Judge considers ‘hard-ball’ approach by defendant in costs award

‘This is of course a fully defensible position for the defendant to take, but it may have concomitant consequences,’ judge says

Judge considers ‘hard-ball’ approach by defendant in costs award
Peter Cho says that the judge made clear that there are consequences to a “scorched earth” approach

An Ontario Superior Court judge said if a defendant takes a “hard-ball” approach to a claim, consequences may follow.

“No offer to settle was forthcoming from the defendant,” wrote Justice Annette Casullo in the July 19 decision, Brophy v. Harrison, 2019 ONSC 4377. “There was not even an offer to go without costs, which effectively left the plaintiff with no choice but to proceed to trial to seek recovery for her injuries. This is of course a fully defensible position for the defendant to take, but it may have concomitant consequences.”

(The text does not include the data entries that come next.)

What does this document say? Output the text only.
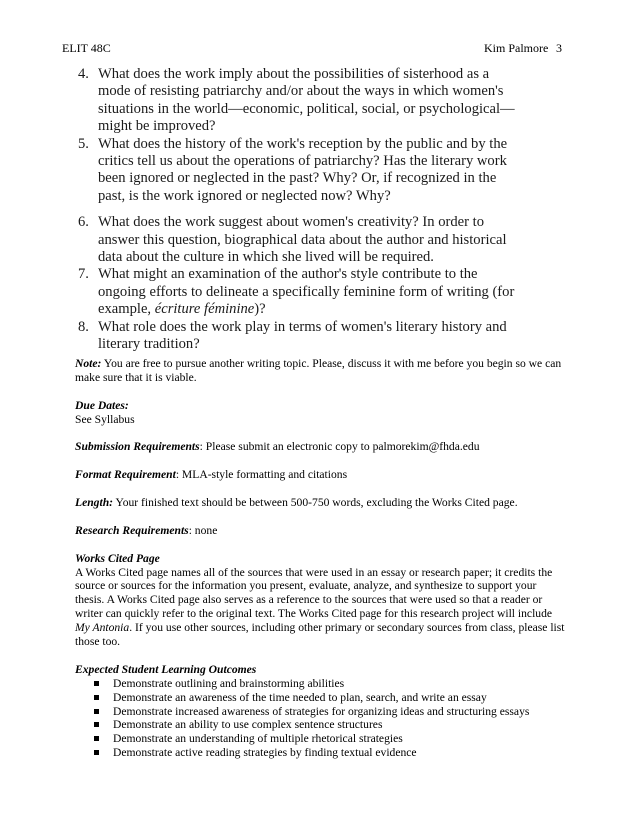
ELIT 48C	Kim Palmore 3

4. What does the work imply about the possibilities of sisterhood as a mode of resisting patriarchy and/or about the ways in which women's situations in the world—economic, political, social, or psychological—might be improved?

5. What does the history of the work's reception by the public and by the critics tell us about the operations of patriarchy? Has the literary work been ignored or neglected in the past? Why? Or, if recognized in the past, is the work ignored or neglected now? Why?

6. What does the work suggest about women's creativity? In order to answer this question, biographical data about the author and historical data about the culture in which she lived will be required.

7. What might an examination of the author's style contribute to the ongoing efforts to delineate a specifically feminine form of writing (for example, écriture féminine)?

8. What role does the work play in terms of women's literary history and literary tradition?

Note: You are free to pursue another writing topic. Please, discuss it with me before you begin so we can make sure that it is viable.

Due Dates:
See Syllabus

Submission Requirements: Please submit an electronic copy to palmorekim@fhda.edu

Format Requirement: MLA-style formatting and citations

Length: Your finished text should be between 500-750 words, excluding the Works Cited page.

Research Requirements: none

Works Cited Page
A Works Cited page names all of the sources that were used in an essay or research paper; it credits the source or sources for the information you present, evaluate, analyze, and synthesize to support your thesis. A Works Cited page also serves as a reference to the sources that were used so that a reader or writer can quickly refer to the original text. The Works Cited page for this research project will include My Antonia. If you use other sources, including other primary or secondary sources from class, please list those too.

Expected Student Learning Outcomes
Demonstrate outlining and brainstorming abilities
Demonstrate an awareness of the time needed to plan, search, and write an essay
Demonstrate increased awareness of strategies for organizing ideas and structuring essays
Demonstrate an ability to use complex sentence structures
Demonstrate an understanding of multiple rhetorical strategies
Demonstrate active reading strategies by finding textual evidence
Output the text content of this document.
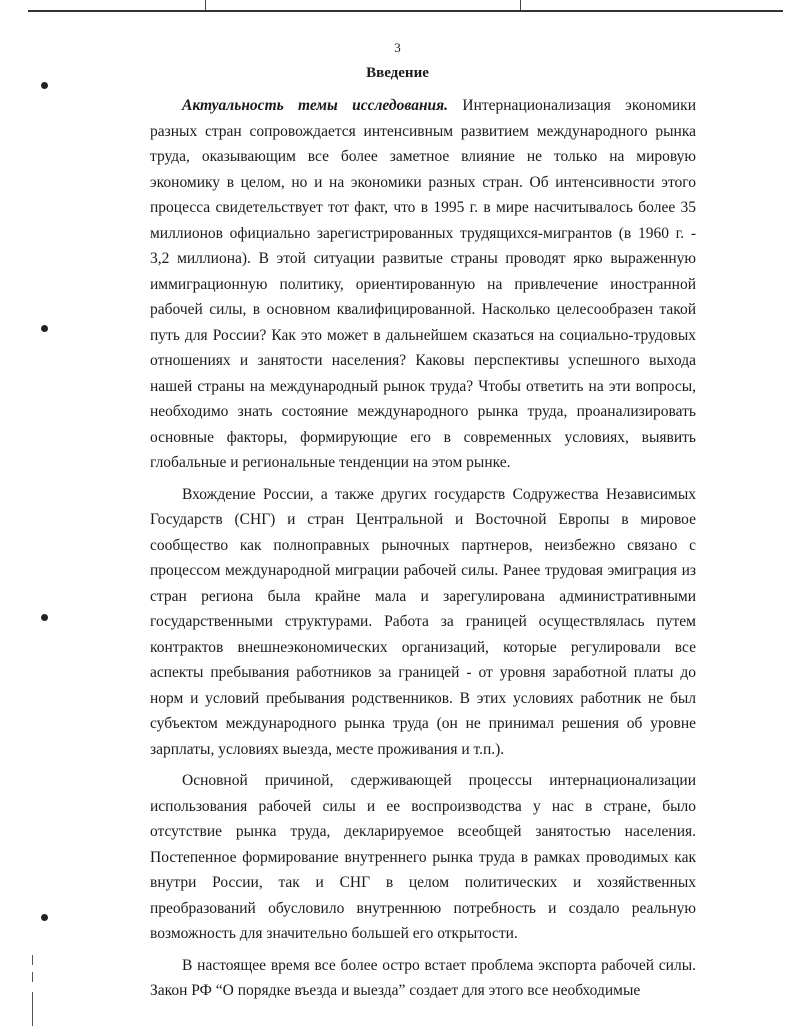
3
Введение

Актуальность темы исследования. Интернационализация экономики разных стран сопровождается интенсивным развитием международного рынка труда, оказывающим все более заметное влияние не только на мировую экономику в целом, но и на экономики разных стран. Об интенсивности этого процесса свидетельствует тот факт, что в 1995 г. в мире насчитывалось более 35 миллионов официально зарегистрированных трудящихся-мигрантов (в 1960 г. - 3,2 миллиона). В этой ситуации развитые страны проводят ярко выраженную иммиграционную политику, ориентированную на привлечение иностранной рабочей силы, в основном квалифицированной. Насколько целесообразен такой путь для России? Как это может в дальнейшем сказаться на социально-трудовых отношениях и занятости населения? Каковы перспективы успешного выхода нашей страны на международный рынок труда? Чтобы ответить на эти вопросы, необходимо знать состояние международного рынка труда, проанализировать основные факторы, формирующие его в современных условиях, выявить глобальные и региональные тенденции на этом рынке.

Вхождение России, а также других государств Содружества Независимых Государств (СНГ) и стран Центральной и Восточной Европы в мировое сообщество как полноправных рыночных партнеров, неизбежно связано с процессом международной миграции рабочей силы. Ранее трудовая эмиграция из стран региона была крайне мала и зарегулирована административными государственными структурами. Работа за границей осуществлялась путем контрактов внешнеэкономических организаций, которые регулировали все аспекты пребывания работников за границей - от уровня заработной платы до норм и условий пребывания родственников. В этих условиях работник не был субъектом международного рынка труда (он не принимал решения об уровне зарплаты, условиях выезда, месте проживания и т.п.).

Основной причиной, сдерживающей процессы интернационализации использования рабочей силы и ее воспроизводства у нас в стране, было отсутствие рынка труда, декларируемое всеобщей занятостью населения. Постепенное формирование внутреннего рынка труда в рамках проводимых как внутри России, так и СНГ в целом политических и хозяйственных преобразований обусловило внутреннюю потребность и создало реальную возможность для значительно большей его открытости.

В настоящее время все более остро встает проблема экспорта рабочей силы. Закон РФ “О порядке въезда и выезда” создает для этого все необходимые
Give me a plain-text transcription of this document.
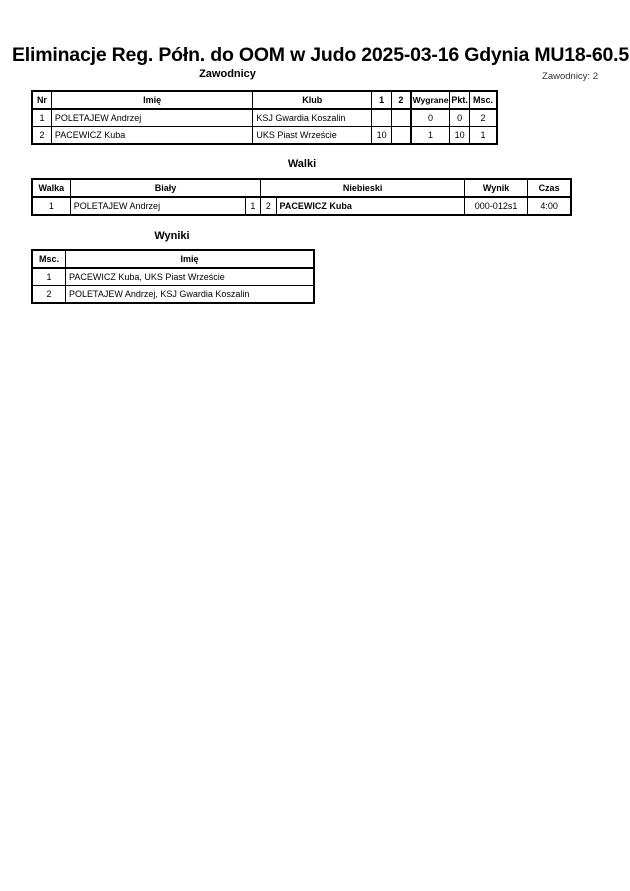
Eliminacje Reg. Półn. do OOM w Judo 2025-03-16 Gdynia MU18-60.5
Zawodnicy	Zawodnicy: 2
Nr	Imię	Klub	1	2	Wygrane	Pkt.	Msc.
1	POLETAJEW Andrzej	KSJ Gwardia Koszalin			0	0	2
2	PACEWICZ Kuba	UKS Piast Wrzeście	10		1	10	1
Walki
Walka	Biały		Niebieski		Wynik	Czas
1	POLETAJEW Andrzej	1	2	PACEWICZ Kuba	000-012s1	4:00
Wyniki
Msc.	Imię
1	PACEWICZ Kuba, UKS Piast Wrzeście
2	POLETAJEW Andrzej, KSJ Gwardia Koszalin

In the motor vehicle jury case, plaintiff Deven Brophy suggested a range of damages between $996,900.89 and $1,150,700.89, and defendant Veronica Harrison suggested a range between $5,000 and $10,000. The plaintiff was ultimately awarded $62,628.75, which after a deductible and accident benefits settlement, came to $17,688.64.

Casullo, tasked with deciding costs, noted that the case didn’t engage Rule 49, which according to the Ontario Bar Association, is designed to “encourage parties to make offers to settle by providing that if the party making the offer achieves a better result at the hearing than under the Offer to Settle, that party will secure a better order as to costs than would otherwise have been the case.” While the Brophy requested a total of $283,456.60, Harrison said that since the Brophy's recovery amount was within the jurisdiction of Small Claims Court, there should be a proportionality between the recovered amount and the costs award.

Casullo awarded the plaintiff costs and disbursements of $275,456.60.

“Despite my direction that a Bill of Costs was to be included with written submissions, the defendant chose not to do so. Without knowing what the defendant’s costs were for this trial, I cannot complete the ‘reasonable expectation’ analysis. The inference to be drawn is that the quantum of the defendant’s costs approaches those of the plaintiff,” wrote Casullo. “The defendant took what I would view to be a hard-ball approach to this claim, and now must accept the consequences of that decision.”

Peter Cho, partner in the Toronto office of Smitiuch Injury Law who represented Brophy, says that the judge made clear that there are consequences to a “scorched earth” approach. He noted that the plaintiff also assumes risk — in this case, a young woman who may not have had the assets to pay a large costs award.

“What this case stands for is that you cannot place undue emphasis on proportionality. It is a consideration amongst many other things in the discretion of the court,” he says. “[The decision] is helpful because it does encourage people to come to the table with reasonable positions.”

But Daniel Reisler, founder of Reisler Law PC who represented Harrison, says that it is an unfortunate notion to characterize every defendant who doesn’t offer to settle as “hardball.”

“So many claims have no merit and they don’t owe the plaintiff anything. The suggestion that they should make an offer anyway, it’s offensive. The courts and some judges sometimes talk about encouraging settlement. But the other thing they should be doing is discouraging litigation that has no merit.”